This detector was implemented closest to its original design. The core capability is run_eval(task_ids, n), which runs the eval suite n times per task and returns the mean composite score. Calling it with n=3 gives a low-variance estimate of the instruction’s true expected value rather than a point sample from a noisy distribution.

def run_eval(task_ids: list[str], n: int = 1) -> float:
    """Run eval suite n times and return mean composite score."""
    scores = []
    for i in range(n):
        score = _single_eval_run(task_ids)
        scores.append(score)
        if n > 1:
            print(f"  [eval {i+1}/{n}] composite={score:.3f}")
    return round(sum(scores) / len(scores), 4)

Two CLI flags expose this capability:

--eval-n N — sets the number of samples per eval step throughout the run. At --eval-n 3, each keep/discard decision is based on the mean of three runs rather than a single outcome.
--reset-baseline — forces a fresh baseline measurement using the current --eval-n before entering the proposal loop. This is the practical resolution to the contamination failure: re-run the baseline instruction with multi-sample averaging before starting, regardless of what the stored single-eval baseline says.

The 8.740 baseline established from experiment 25 re-estimated to 8.530 with --eval-n 3 --reset-baseline. A 0.21-point correction resolved the false ceiling that 65 experiments had been racing against. The loop now has a realistic target.

The one gap from the original design: re-estimation is not automatic at K consecutive discards. It requires a deliberate --reset-baseline invocation. The automatic trigger was deferred because instrumenting it required a reliable way to distinguish “genuinely above baseline” from “baseline was contaminated and everything looks below it.” The user-triggered version is the pragmatic first implementation; automatic triggering at 15 consecutive discards is a straightforward next step once the multi-sample baseline tooling has been exercised in production.

Detector 4: The Exit That Became a Consultation

The original Detector 4 proposed a hard stop: if the loop had run more than N_max experiments with no advance in the last M, declare convergence and exit with a structured report. The reasoning was that an indefinitely-running optimizer with no advance signal is wasting compute and should surface its own failure rather than continuing silently.

What shipped is philosophically different. The loop does have a soft abort guard:

if consecutive_propose_failures >= 10:
    print("[autoresearch] abort: too many consecutive propose failures")
    break

But this fires on propose failures — cases where the proposer model itself fails to generate a parseable output — not on consecutive discards. It is an error-handling guard, not a convergence exit. The loop will still run indefinitely past a converged score distribution as long as the proposer keeps generating syntactically valid (but repeatedly discarded) proposals.

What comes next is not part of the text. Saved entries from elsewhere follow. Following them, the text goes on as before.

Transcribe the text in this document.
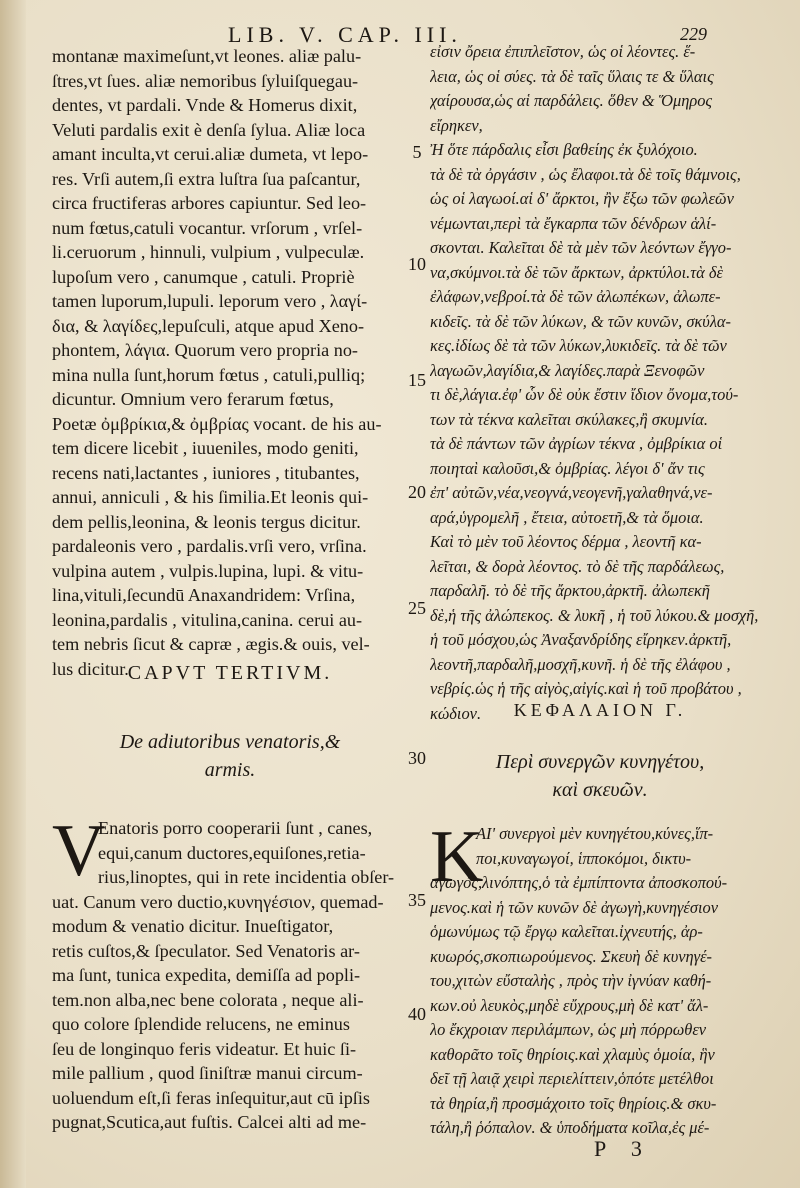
LIB. V. CAP. III.	229
montanæ maximeſunt,vt leones. aliæ palu-
ſtres,vt ſues. aliæ nemoribus ſyluiſquegau-
dentes, vt pardali. Vnde & Homerus dixit,
Veluti pardalis exit è denſa ſylua. Aliæ loca
amant inculta,vt cerui.aliæ dumeta, vt lepo-
res. Vrſi autem,ſi extra luſtra ſua paſcantur,
circa fructiferas arbores capiuntur. Sed leo-
num fœtus,catuli vocantur. vrſorum , vrſel-
li.ceruorum , hinnuli, vulpium , vulpeculæ.
lupoſum vero , canumque , catuli. Propriè
tamen luporum,lupuli. leporum vero , λαγί-
δια, & λαγίδες,lepuſculi, atque apud Xeno-
phontem, λάγια. Quorum vero propria no-
mina nulla ſunt,horum fœtus , catuli,pulliq;
dicuntur. Omnium vero ferarum fœtus,
Poetæ ὀμβρίκια,& ὀμβρίας vocant. de his au-
tem dicere licebit , iuueniles, modo geniti,
recens nati,lactantes , iuniores , titubantes,
annui, anniculi , & his ſimilia.Et leonis qui-
dem pellis,leonina, & leonis tergus dicitur.
pardaleonis vero , pardalis.vrſi vero, vrſina.
vulpina autem , vulpis.lupina, lupi. & vitu-
lina,vituli,ſecundū Anaxandridem: Vrſina,
leonina,pardalis , vitulina,canina. cerui au-
tem nebris ſicut & capræ , ægis.& ouis, vel-
lus dicitur.
εἰσιν ὄρεια ἐπιπλεῖστον, ὡς οἱ λέοντες. ἕ-
λεια, ὡς οἱ σύες. τὰ δὲ ταῖς ὕλαις τε & ὕλαις
χαίρουσα,ὡς αἱ παρδάλεις. ὅθεν & Ὅμηρος
εἴρηκεν,
Ἠ ὅτε πάρδαλις εἶσι βαθείης ἐκ ξυλόχοιο.
τὰ δὲ τὰ ὀργάσιν , ὡς ἔλαφοι.τὰ δὲ τοῖς θάμνοις,
ὡς οἱ λαγωοί.αἱ δ' ἄρκτοι, ἢν ἔξω τῶν φωλεῶν
νέμωνται,περὶ τὰ ἔγκαρπα τῶν δένδρων ἁλί-
σκονται. Καλεῖται δὲ τὰ μὲν τῶν λεόντων ἔγγο-
να,σκύμνοι.τὰ δὲ τῶν ἄρκτων, ἀρκτύλοι.τὰ δὲ
ἐλάφων,νεβροί.τὰ δὲ τῶν ἀλωπέκων, ἀλωπε-
κιδεῖς. τὰ δὲ τῶν λύκων, & τῶν κυνῶν, σκύλα-
κες.ἰδίως δὲ τὰ τῶν λύκων,λυκιδεῖς. τὰ δὲ τῶν
λαγωῶν,λαγίδια,& λαγίδες.παρὰ Ξενοφῶν
τι δὲ,λάγια.ἐφ' ὧν δὲ οὐκ ἔστιν ἴδιον ὄνομα,τού-
των τὰ τέκνα καλεῖται σκύλακες,ἢ σκυμνία.
τὰ δὲ πάντων τῶν ἀγρίων τέκνα , ὀμβρίκια οἱ
ποιηταὶ καλοῦσι,& ὀμβρίας. λέγοι δ' ἄν τις
ἐπ' αὐτῶν,νέα,νεογνά,νεογενῆ,γαλαθηνά,νε-
αρά,ὑγρομελῆ , ἔτεια, αὐτοετῆ,& τὰ ὅμοια.
Καὶ τὸ μὲν τοῦ λέοντος δέρμα , λεοντῆ κα-
λεῖται, & δορὰ λέοντος. τὸ δὲ τῆς παρδάλεως,
παρδαλῆ. τὸ δὲ τῆς ἄρκτου,ἀρκτῆ. ἀλωπεκῆ
δὲ,ἡ τῆς ἀλώπεκος. & λυκῆ , ἡ τοῦ λύκου.& μοσχῆ,
ἡ τοῦ μόσχου,ὡς Ἀναξανδρίδης εἴρηκεν.ἀρκτῆ,
λεοντῆ,παρδαλῆ,μοσχῆ,κυνῆ. ἡ δὲ τῆς ἐλάφου ,
νεβρίς.ὡς ἡ τῆς αἰγὸς,αἰγίς.καὶ ἡ τοῦ προβάτου ,
κώδιον.
5
10
15
20
25
30
35
40
CAPVT TERTIVM.
De adiutoribus venatoris,&
armis.
ΚΕΦΑΛΑΙΟΝ Γ.
Περὶ συνεργῶν κυνηγέτου,
καὶ σκευῶν.
V
Enatoris porro cooperarii ſunt , canes,
equi,canum ductores,equiſones,retia-
rius,linoptes, qui in rete incidentia obſer-
uat. Canum vero ductio,κυνηγέσιον, quemad-
modum & venatio dicitur. Inueſtigator,
retis cuſtos,& ſpeculator. Sed Venatoris ar-
ma ſunt, tunica expedita, demiſſa ad popli-
tem.non alba,nec bene colorata , neque ali-
quo colore ſplendide relucens, ne eminus
ſeu de longinquo feris videatur. Et huic ſi-
mile pallium , quod ſiniſtræ manui circum-
uoluendum eſt,ſi feras inſequitur,aut cū ipſis
pugnat,Scutica,aut fuſtis. Calcei alti ad me-
K
ΑΙ' συνεργοὶ μὲν κυνηγέτου,κύνες,ἵπ-
ποι,κυναγωγοί, ἱπποκόμοι, δικτυ-
αγωγός,λινόπτης,ὁ τὰ ἐμπίπτοντα ἀποσκοπού-
μενος.καὶ ἡ τῶν κυνῶν δὲ ἀγωγὴ,κυνηγέσιον
ὁμωνύμως τῷ ἔργῳ καλεῖται.ἰχνευτής, ἀρ-
κυωρός,σκοπιωρούμενος. Σκευὴ δὲ κυνηγέ-
του,χιτὼν εὔσταλὴς , πρὸς τὴν ἰγνύαν καθή-
κων.οὐ λευκὸς,μηδὲ εὔχρους,μὴ δὲ κατ' ἄλ-
λο ἔκχροιαν περιλάμπων, ὡς μὴ πόρρωθεν
καθορᾶτο τοῖς θηρίοις.καὶ χλαμὺς ὁμοία, ἣν
δεῖ τῇ λαιᾷ χειρὶ περιελίττειν,ὁπότε μετέλθοι
τὰ θηρία,ἢ προσμάχοιτο τοῖς θηρίοις.& σκυ-
τάλη,ἢ ῥόπαλον. & ὑποδήματα κοῖλα,ἐς μέ-
P 3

The practical replacement for the global exit is the Kimi unblocking mechanism:

KIMI_STUCK_THRESHOLD = 6  # consecutive discards before consulting cloud model

def get_kimi_unblock_suggestion(
    current_instruction: str,
    recent_discards: list[str],
    baseline: float,
    ban_list: list[str],
) -> str:
    """Consult kimi-k2.5:cloud for a fresh direction when local model is stuck."""
    ...

When consecutive_discards ≥ KIMI_STUCK_THRESHOLD, the loop pauses its local proposal loop and calls get_kimi_unblock_suggestion(). This passes the current instruction, the last six discarded proposals, the current baseline, and the full ban list to kimi-k2.5:cloud — a cloud model with a different prior on instruction design than the local Qwen3-Coder:30b proposer. The suggestion is returned as a candidate instruction that the local proposer can then refine or build on.

Proposed

Convergence exit: stop the loop, emit a structured report, and require a human or outer loop to decide what to do next. The loop terminates cleanly with full diagnosis.

Shipped

Unblocking consultation: pause the local loop at stuck threshold, consult an external model with a different prior, then continue. The loop does not stop — it gets injected with a fresh direction.

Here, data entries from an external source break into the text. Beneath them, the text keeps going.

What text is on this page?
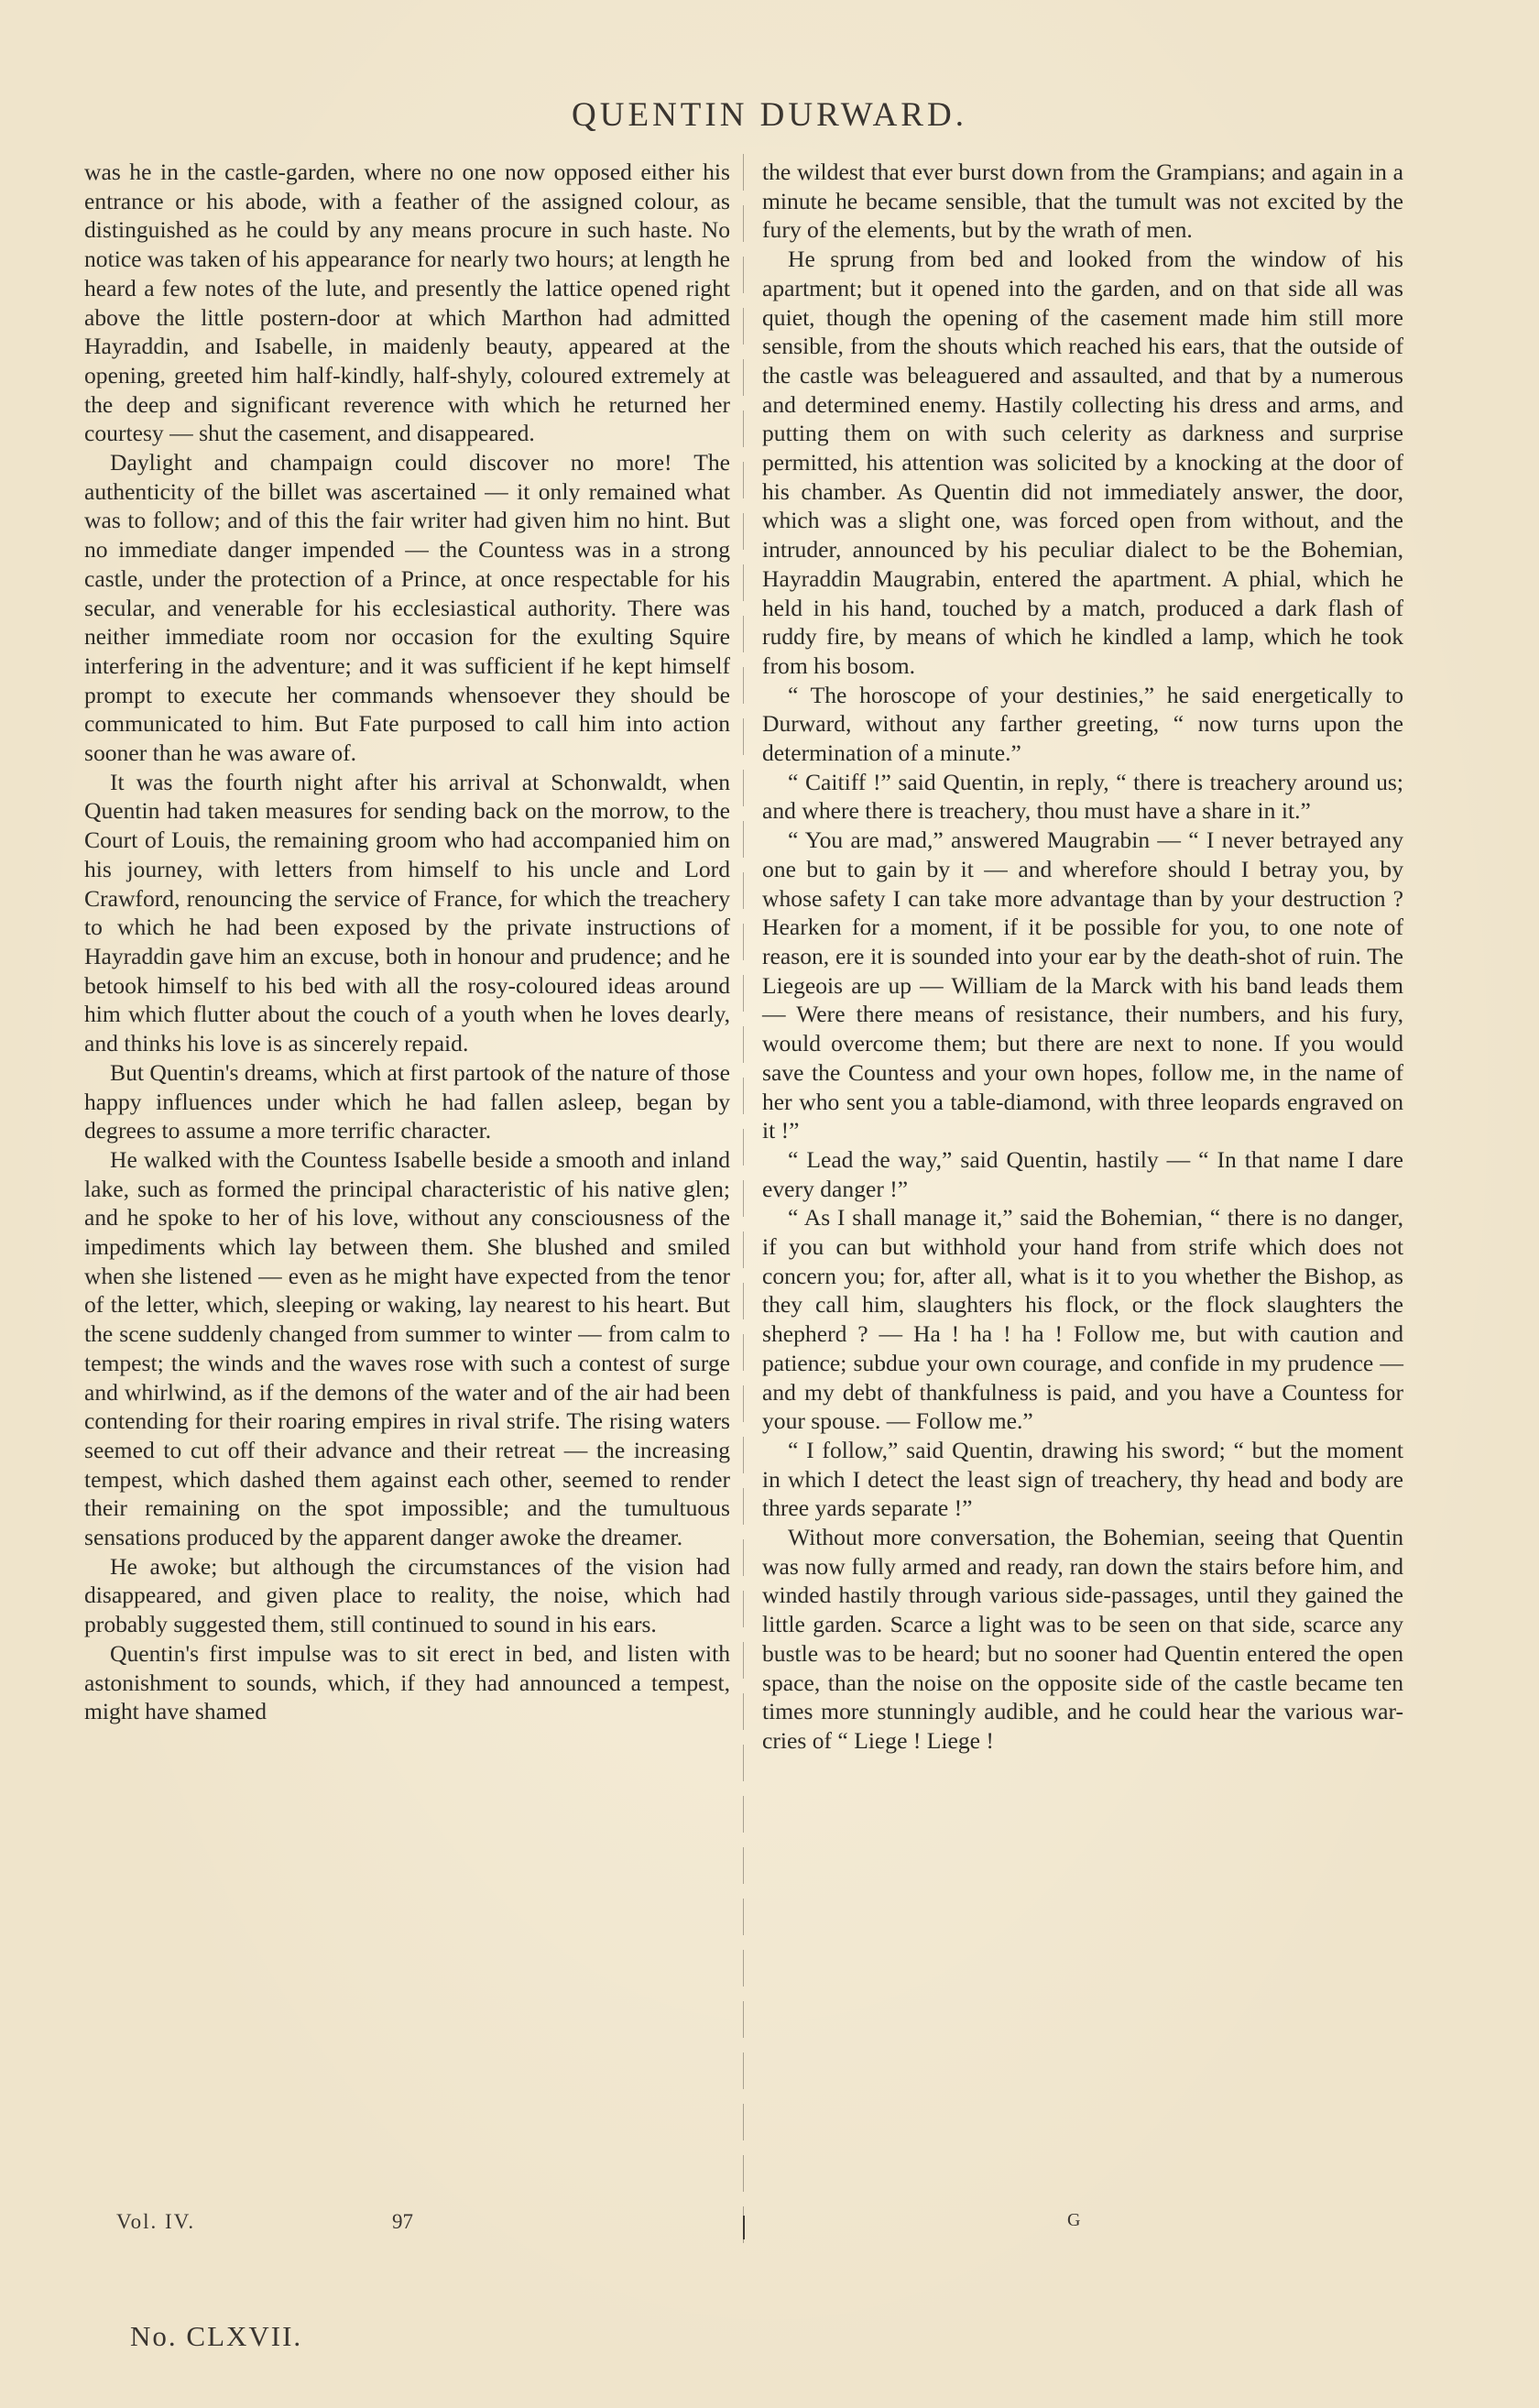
QUENTIN DURWARD.

was he in the castle-garden, where no one now opposed either his entrance or his abode, with a feather of the assigned colour, as distinguished as he could by any means procure in such haste. No notice was taken of his appearance for nearly two hours; at length he heard a few notes of the lute, and presently the lattice opened right above the little postern-door at which Marthon had admitted Hayraddin, and Isabelle, in maidenly beauty, appeared at the opening, greeted him half-kindly, half-shyly, coloured extremely at the deep and significant reverence with which he returned her courtesy — shut the casement, and disappeared.

Daylight and champaign could discover no more! The authenticity of the billet was ascertained — it only remained what was to follow; and of this the fair writer had given him no hint. But no immediate danger impended — the Countess was in a strong castle, under the protection of a Prince, at once respectable for his secular, and venerable for his ecclesiastical authority. There was neither immediate room nor occasion for the exulting Squire interfering in the adventure; and it was sufficient if he kept himself prompt to execute her commands whensoever they should be communicated to him. But Fate purposed to call him into action sooner than he was aware of.

It was the fourth night after his arrival at Schonwaldt, when Quentin had taken measures for sending back on the morrow, to the Court of Louis, the remaining groom who had accompanied him on his journey, with letters from himself to his uncle and Lord Crawford, renouncing the service of France, for which the treachery to which he had been exposed by the private instructions of Hayraddin gave him an excuse, both in honour and prudence; and he betook himself to his bed with all the rosy-coloured ideas around him which flutter about the couch of a youth when he loves dearly, and thinks his love is as sincerely repaid.

But Quentin's dreams, which at first partook of the nature of those happy influences under which he had fallen asleep, began by degrees to assume a more terrific character.

He walked with the Countess Isabelle beside a smooth and inland lake, such as formed the principal characteristic of his native glen; and he spoke to her of his love, without any consciousness of the impediments which lay between them. She blushed and smiled when she listened — even as he might have expected from the tenor of the letter, which, sleeping or waking, lay nearest to his heart. But the scene suddenly changed from summer to winter — from calm to tempest; the winds and the waves rose with such a contest of surge and whirlwind, as if the demons of the water and of the air had been contending for their roaring empires in rival strife. The rising waters seemed to cut off their advance and their retreat — the increasing tempest, which dashed them against each other, seemed to render their remaining on the spot impossible; and the tumultuous sensations produced by the apparent danger awoke the dreamer.

He awoke; but although the circumstances of the vision had disappeared, and given place to reality, the noise, which had probably suggested them, still continued to sound in his ears.

Quentin's first impulse was to sit erect in bed, and listen with astonishment to sounds, which, if they had announced a tempest, might have shamed

the wildest that ever burst down from the Grampians; and again in a minute he became sensible, that the tumult was not excited by the fury of the elements, but by the wrath of men.

He sprung from bed and looked from the window of his apartment; but it opened into the garden, and on that side all was quiet, though the opening of the casement made him still more sensible, from the shouts which reached his ears, that the outside of the castle was beleaguered and assaulted, and that by a numerous and determined enemy. Hastily collecting his dress and arms, and putting them on with such celerity as darkness and surprise permitted, his attention was solicited by a knocking at the door of his chamber. As Quentin did not immediately answer, the door, which was a slight one, was forced open from without, and the intruder, announced by his peculiar dialect to be the Bohemian, Hayraddin Maugrabin, entered the apartment. A phial, which he held in his hand, touched by a match, produced a dark flash of ruddy fire, by means of which he kindled a lamp, which he took from his bosom.

“ The horoscope of your destinies,” he said energetically to Durward, without any farther greeting, “ now turns upon the determination of a minute.”

“ Caitiff !” said Quentin, in reply, “ there is treachery around us; and where there is treachery, thou must have a share in it.”

“ You are mad,” answered Maugrabin — “ I never betrayed any one but to gain by it — and wherefore should I betray you, by whose safety I can take more advantage than by your destruction ? Hearken for a moment, if it be possible for you, to one note of reason, ere it is sounded into your ear by the death-shot of ruin. The Liegeois are up — William de la Marck with his band leads them — Were there means of resistance, their numbers, and his fury, would overcome them; but there are next to none. If you would save the Countess and your own hopes, follow me, in the name of her who sent you a table-diamond, with three leopards engraved on it !”

“ Lead the way,” said Quentin, hastily — “ In that name I dare every danger !”

“ As I shall manage it,” said the Bohemian, “ there is no danger, if you can but withhold your hand from strife which does not concern you; for, after all, what is it to you whether the Bishop, as they call him, slaughters his flock, or the flock slaughters the shepherd ? — Ha ! ha ! ha ! Follow me, but with caution and patience; subdue your own courage, and confide in my prudence — and my debt of thankfulness is paid, and you have a Countess for your spouse. — Follow me.”

“ I follow,” said Quentin, drawing his sword; “ but the moment in which I detect the least sign of treachery, thy head and body are three yards separate !”

Without more conversation, the Bohemian, seeing that Quentin was now fully armed and ready, ran down the stairs before him, and winded hastily through various side-passages, until they gained the little garden. Scarce a light was to be seen on that side, scarce any bustle was to be heard; but no sooner had Quentin entered the open space, than the noise on the opposite side of the castle became ten times more stunningly audible, and he could hear the various war-cries of “ Liege ! Liege !

Vol. IV.	97	G
No. CLXVII.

This is a substantively different design philosophy. The original exit treated convergence as a terminal state requiring a human decision. The shipped unblocking treats it as a local minimum navigable by querying an oracle with a broader search space. The oracle (Kimi) is a cloud model with exposure to different instruction patterns than the locally-trained proposer, which means its suggestions are genuinely novel relative to the local search history rather than variations on the same families the proposer has exhausted.

The tradeoff is cost and privacy: each Kimi consultation sends the current instruction and recent discard history to an external endpoint. For six-per-stuck-event at the current experiment cadence, this is negligible. But it means the loop no longer exits cleanly when stuck — it continues running, potentially cycling through Kimi suggestions that also fail to advance the baseline. A Kimi suggestion that generates its own consecutive discards does not re-trigger the unblocking threshold until KIMI_STUCK_THRESHOLD new discards accumulate, which can extend a non-advancing run significantly.

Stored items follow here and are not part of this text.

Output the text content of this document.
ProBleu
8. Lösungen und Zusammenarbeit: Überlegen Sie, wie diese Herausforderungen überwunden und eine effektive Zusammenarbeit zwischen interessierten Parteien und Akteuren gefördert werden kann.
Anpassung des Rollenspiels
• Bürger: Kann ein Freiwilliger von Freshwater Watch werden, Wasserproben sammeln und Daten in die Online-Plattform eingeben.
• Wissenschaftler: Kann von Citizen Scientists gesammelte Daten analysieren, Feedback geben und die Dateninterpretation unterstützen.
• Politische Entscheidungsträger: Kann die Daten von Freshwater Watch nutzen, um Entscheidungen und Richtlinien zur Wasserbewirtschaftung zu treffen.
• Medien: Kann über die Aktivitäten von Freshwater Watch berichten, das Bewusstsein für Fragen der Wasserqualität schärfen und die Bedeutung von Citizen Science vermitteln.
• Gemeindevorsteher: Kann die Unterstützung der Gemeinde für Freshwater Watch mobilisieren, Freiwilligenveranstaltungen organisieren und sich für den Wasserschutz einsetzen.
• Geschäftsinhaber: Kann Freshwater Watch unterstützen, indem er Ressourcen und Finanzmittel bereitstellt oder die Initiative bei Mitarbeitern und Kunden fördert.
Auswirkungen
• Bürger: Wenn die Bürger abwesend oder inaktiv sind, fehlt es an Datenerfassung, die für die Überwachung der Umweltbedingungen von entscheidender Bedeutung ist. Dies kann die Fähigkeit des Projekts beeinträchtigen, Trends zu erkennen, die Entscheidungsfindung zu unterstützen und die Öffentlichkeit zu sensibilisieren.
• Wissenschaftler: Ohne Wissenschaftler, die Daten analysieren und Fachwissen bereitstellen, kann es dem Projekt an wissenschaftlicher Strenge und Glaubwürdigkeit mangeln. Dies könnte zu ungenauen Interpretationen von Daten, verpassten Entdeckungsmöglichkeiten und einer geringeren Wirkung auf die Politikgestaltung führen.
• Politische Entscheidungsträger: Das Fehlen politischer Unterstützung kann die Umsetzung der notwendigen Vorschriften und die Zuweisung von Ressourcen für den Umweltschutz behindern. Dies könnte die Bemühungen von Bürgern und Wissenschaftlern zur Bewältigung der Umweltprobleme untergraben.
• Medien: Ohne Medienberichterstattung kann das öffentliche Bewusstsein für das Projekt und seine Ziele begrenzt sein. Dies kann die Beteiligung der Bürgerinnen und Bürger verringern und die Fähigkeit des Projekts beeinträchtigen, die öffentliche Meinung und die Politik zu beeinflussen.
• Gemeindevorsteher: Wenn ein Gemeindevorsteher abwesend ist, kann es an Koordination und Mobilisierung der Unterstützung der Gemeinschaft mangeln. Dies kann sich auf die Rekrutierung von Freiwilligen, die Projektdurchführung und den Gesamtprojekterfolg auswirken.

Finding: Replacing a convergence exit with an unblocking oracle converts a “stop and report” failure mode into a “run longer, possibly escape” one. Whether this is better depends on whether the oracle’s suggestions provide genuine exploration or merely defer the same convergence. After 107 experiments, Kimi unblocking has been invoked twice; in one case it provided an advance, in the other it did not. The sample size is too small to generalize.

Two New Additions Not in the Original Design

The original post was a diagnosis. In writing the fixes, two new mechanisms were added that had no equivalent in the four proposed detectors.

New Addition 1

Pre-Proposal Research Context (`gather_proposal_context()`)

Before generating each proposal, the loop now runs a short web research phase: a DuckDuckGo search for recent work on instruction design and synthesis quality, followed by MarkItDown extraction of the most relevant results. The output is passed to the proposer as a research context block, alongside the experiment history and ban list.

The motivation was a specific failure pattern: the proposer was generating proposals based entirely on the history of what had and hadn’t worked in the current experiment set — an increasingly narrow prior as the experiment count grew. By injecting current literature, the proposer has access to instruction strategies that have not yet appeared in the experiment history and are therefore not banned.

def gather_proposal_context(task: str) -> str:
    """Run DuckDuckGo search + MarkItDown extraction before each proposal."""
    query = f"LLM synthesis instruction design best practices {task[:60]}"
    results = _ddg_search(query, max_results=3)
    passages = [_markitdown_extract(r["url"]) for r in results if r.get("url")]
    return "\n\n---\n\n".join(p for p in passages if p)[:4000]

This runs on every proposal iteration when --mode auto or --mode explore is active, and is suppressed in --mode exploit. The explore/exploit distinction matters: in early exploration, fresh context is valuable; in late exploitation when the proposer is refining a near-optimal instruction, the overhead of a web search adds latency without proportional benefit.

New Addition 2

Explore / Exploit Mode Control (`--mode`)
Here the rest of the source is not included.